İlker Aycı başkanlığındaki THY yönetiminden sonra Ahmet Bolat yönetimi göreve başladı. Şüphesiz herkesin farklı bir yönetim tarzı vardır. Şimdi kalkıp ta yönetim dönemi biten ve görevinden bir şekilde ayrılan kişi veya kişileri, yeni yönetime gelenlerle mukayese etmek bence yanlış olacaktır.

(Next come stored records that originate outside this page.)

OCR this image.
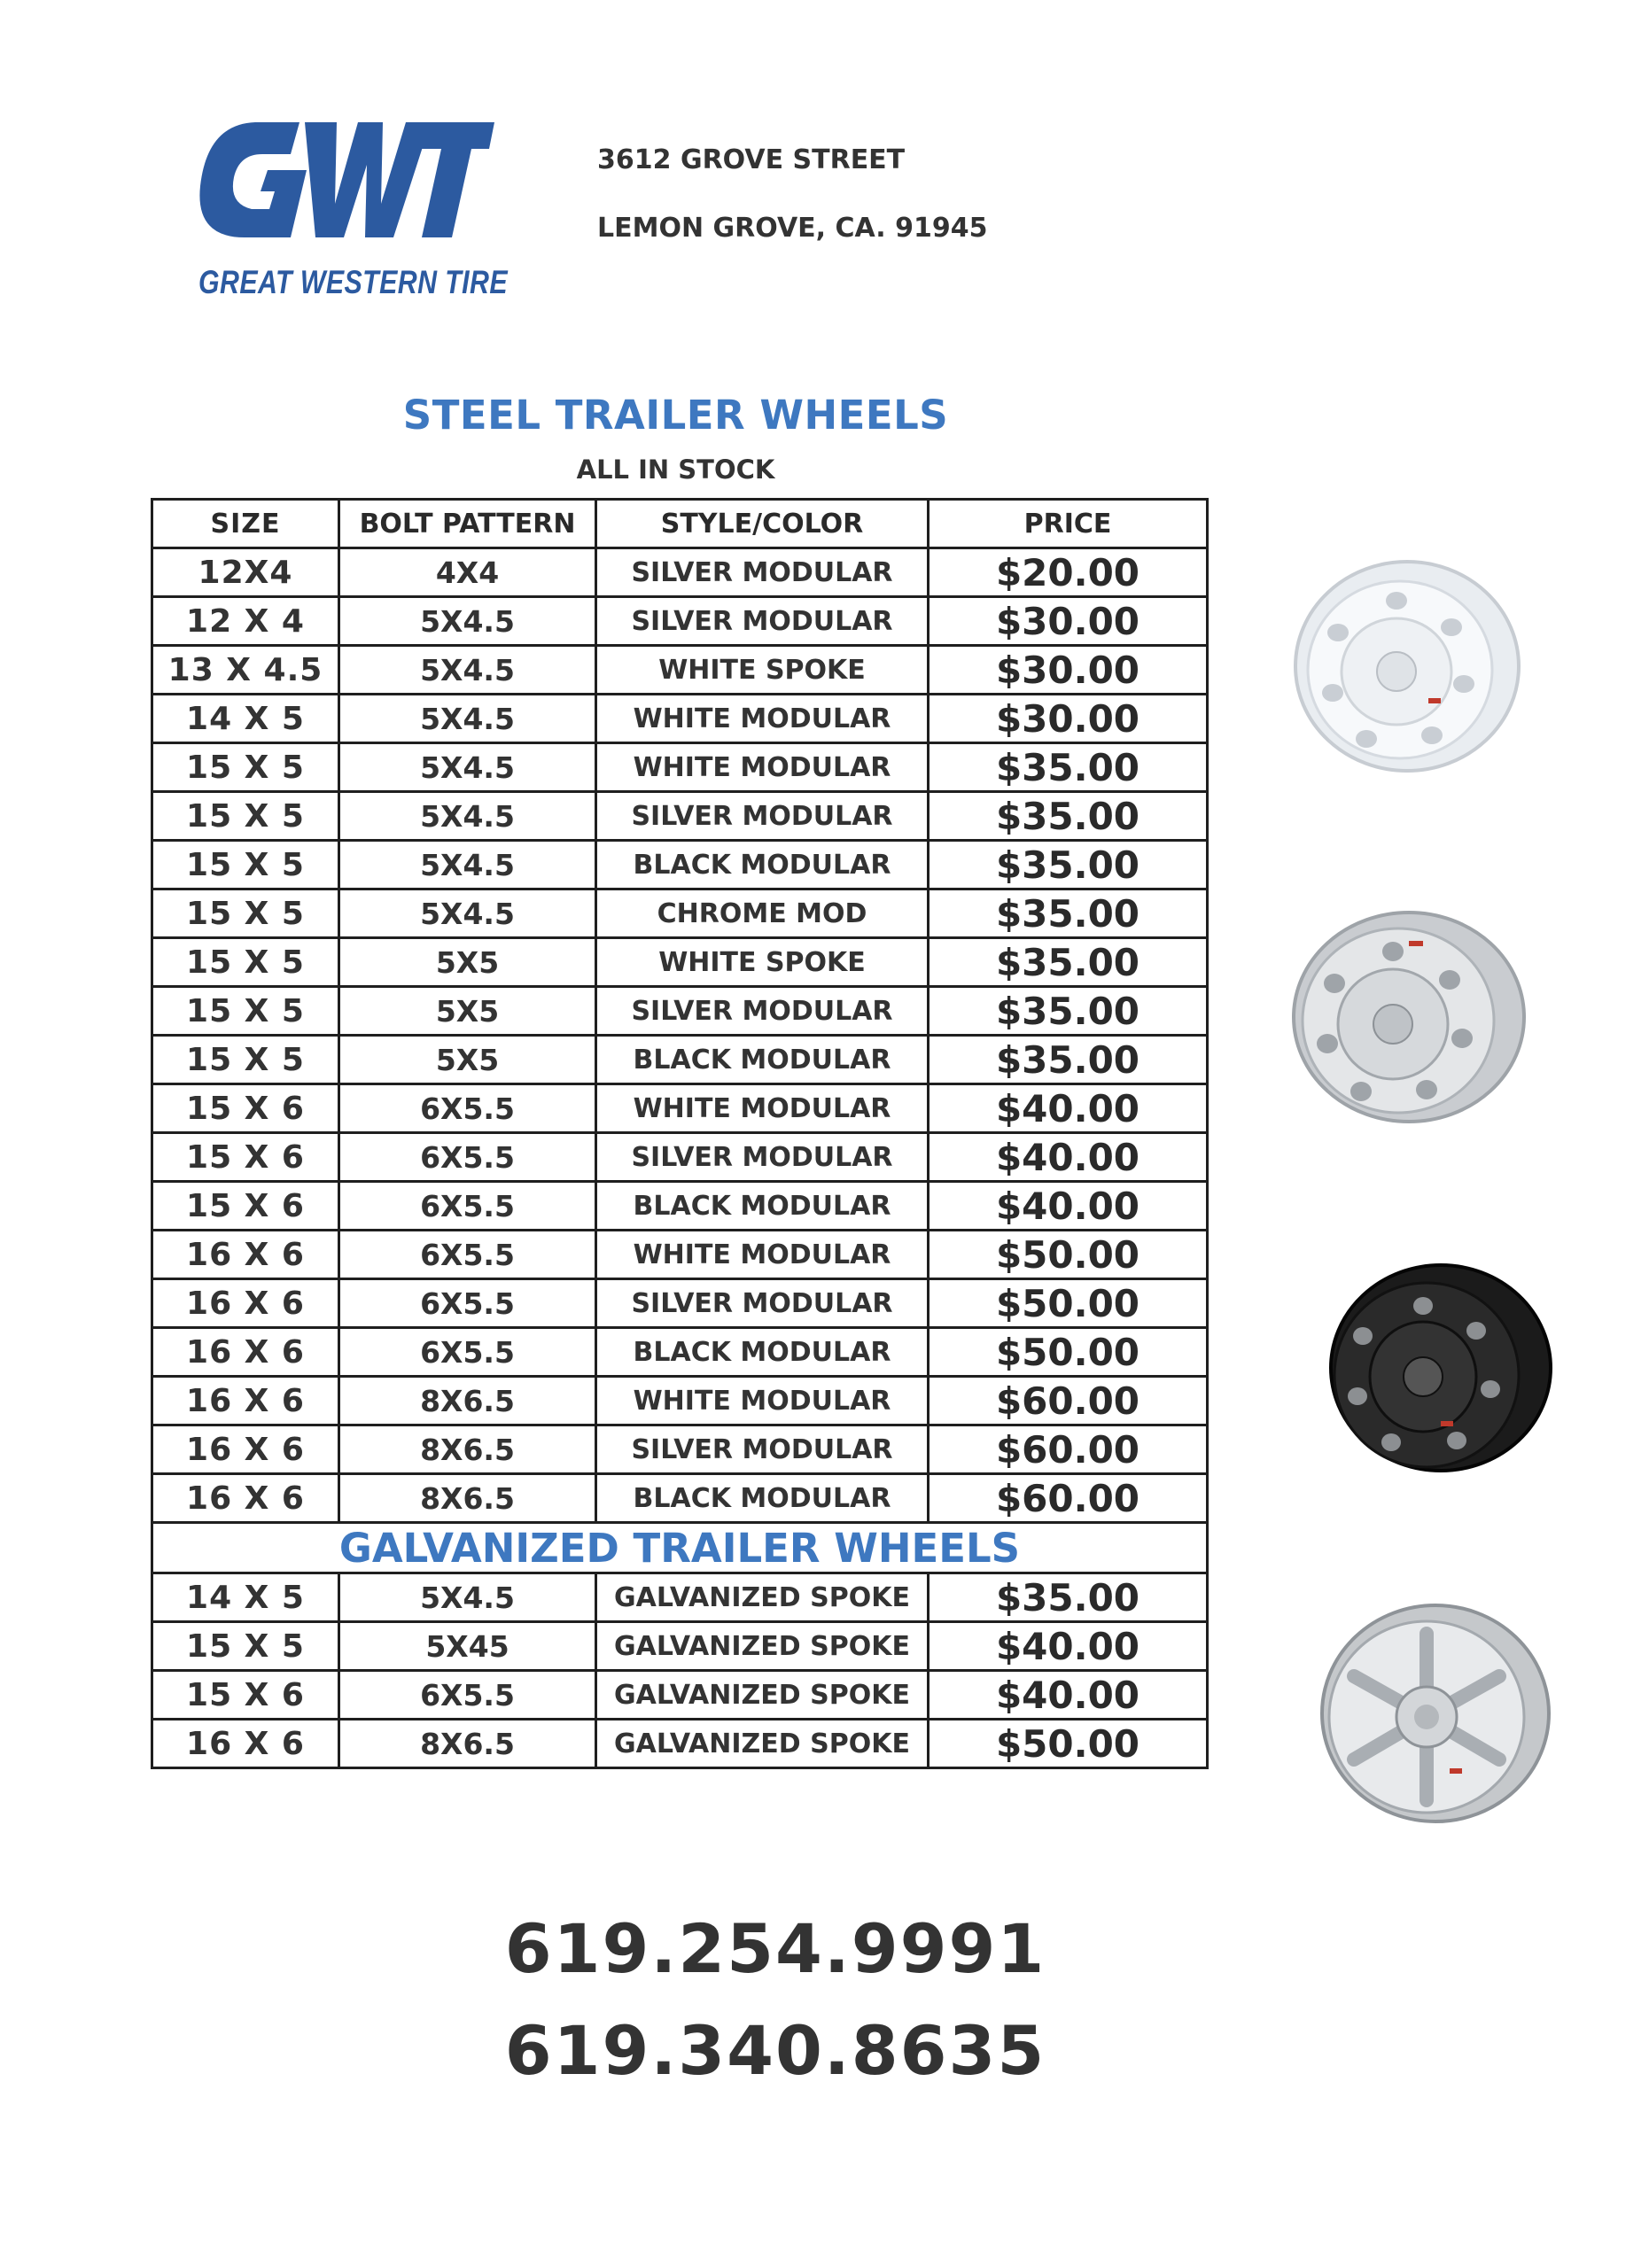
GREAT WESTERN TIRE
3612 GROVE STREET
LEMON GROVE, CA. 91945
STEEL TRAILER WHEELS
ALL IN STOCK
SIZE	BOLT PATTERN	STYLE/COLOR	PRICE
12X4	4X4	SILVER MODULAR	$20.00
12 X 4	5X4.5	SILVER MODULAR	$30.00
13 X 4.5	5X4.5	WHITE SPOKE	$30.00
14 X 5	5X4.5	WHITE MODULAR	$30.00
15 X 5	5X4.5	WHITE MODULAR	$35.00
15 X 5	5X4.5	SILVER MODULAR	$35.00
15 X 5	5X4.5	BLACK MODULAR	$35.00
15 X 5	5X4.5	CHROME MOD	$35.00
15 X 5	5X5	WHITE SPOKE	$35.00
15 X 5	5X5	SILVER MODULAR	$35.00
15 X 5	5X5	BLACK MODULAR	$35.00
15 X 6	6X5.5	WHITE MODULAR	$40.00
15 X 6	6X5.5	SILVER MODULAR	$40.00
15 X 6	6X5.5	BLACK MODULAR	$40.00
16 X 6	6X5.5	WHITE MODULAR	$50.00
16 X 6	6X5.5	SILVER MODULAR	$50.00
16 X 6	6X5.5	BLACK MODULAR	$50.00
16 X 6	8X6.5	WHITE MODULAR	$60.00
16 X 6	8X6.5	SILVER MODULAR	$60.00
16 X 6	8X6.5	BLACK MODULAR	$60.00
GALVANIZED TRAILER WHEELS			
14 X 5	5X4.5	GALVANIZED SPOKE	$35.00
15 X 5	5X45	GALVANIZED SPOKE	$40.00
15 X 6	6X5.5	GALVANIZED SPOKE	$40.00
16 X 6	8X6.5	GALVANIZED SPOKE	$50.00
619.254.9991
619.340.8635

İlker Aycı beyin yerine gelen Ahmet Bolat’ın önemli bir avantajı, senelerdir, THY dâhil bu sektörün içinde olması nedeniyle, kendine göre neyin doğru neyin yanlış olduğunu değerlendirebilme imkânını elde etmiş olmasıdır. Bu imkân, şimdilik Ahmet Bolat beye güldü. Tabii ki Ahmet Bolat Bey de yazımın başlığı olarak kullandığım “Her yiğidin bir yoğurt yiyişi vardır” atasözümüze uygun davranacak, bizlere göre yanlış olan, ona göre doğru olabilecektir.
Bu gerçeklerle gelenin yönetim mantığını, bekleyip görmekten başka çareniz yok. Peki, yeni gelenin yönetim mantığı herkesi memnun edecek midir? Tabii ki hayır… Peki; bazılarınızın memnun, bazılarınızın memnun olmamasına göre başkan yön değiştirir mi? Hiç sanmıyorum. O halde bekleyip yapacağı uygulamaları kendimize göre değerlendirmekten başka yapabileceğimiz bir şey yok.
Futbol takımlarında bile beklentilere göre sıklıkla yönetim değişiyor. Bir teknik direktör geliyor, diğeri gidiyor. Bazen de gelen gideni aratıyor. Bunlar devamlı gördüğümüz manzaralar.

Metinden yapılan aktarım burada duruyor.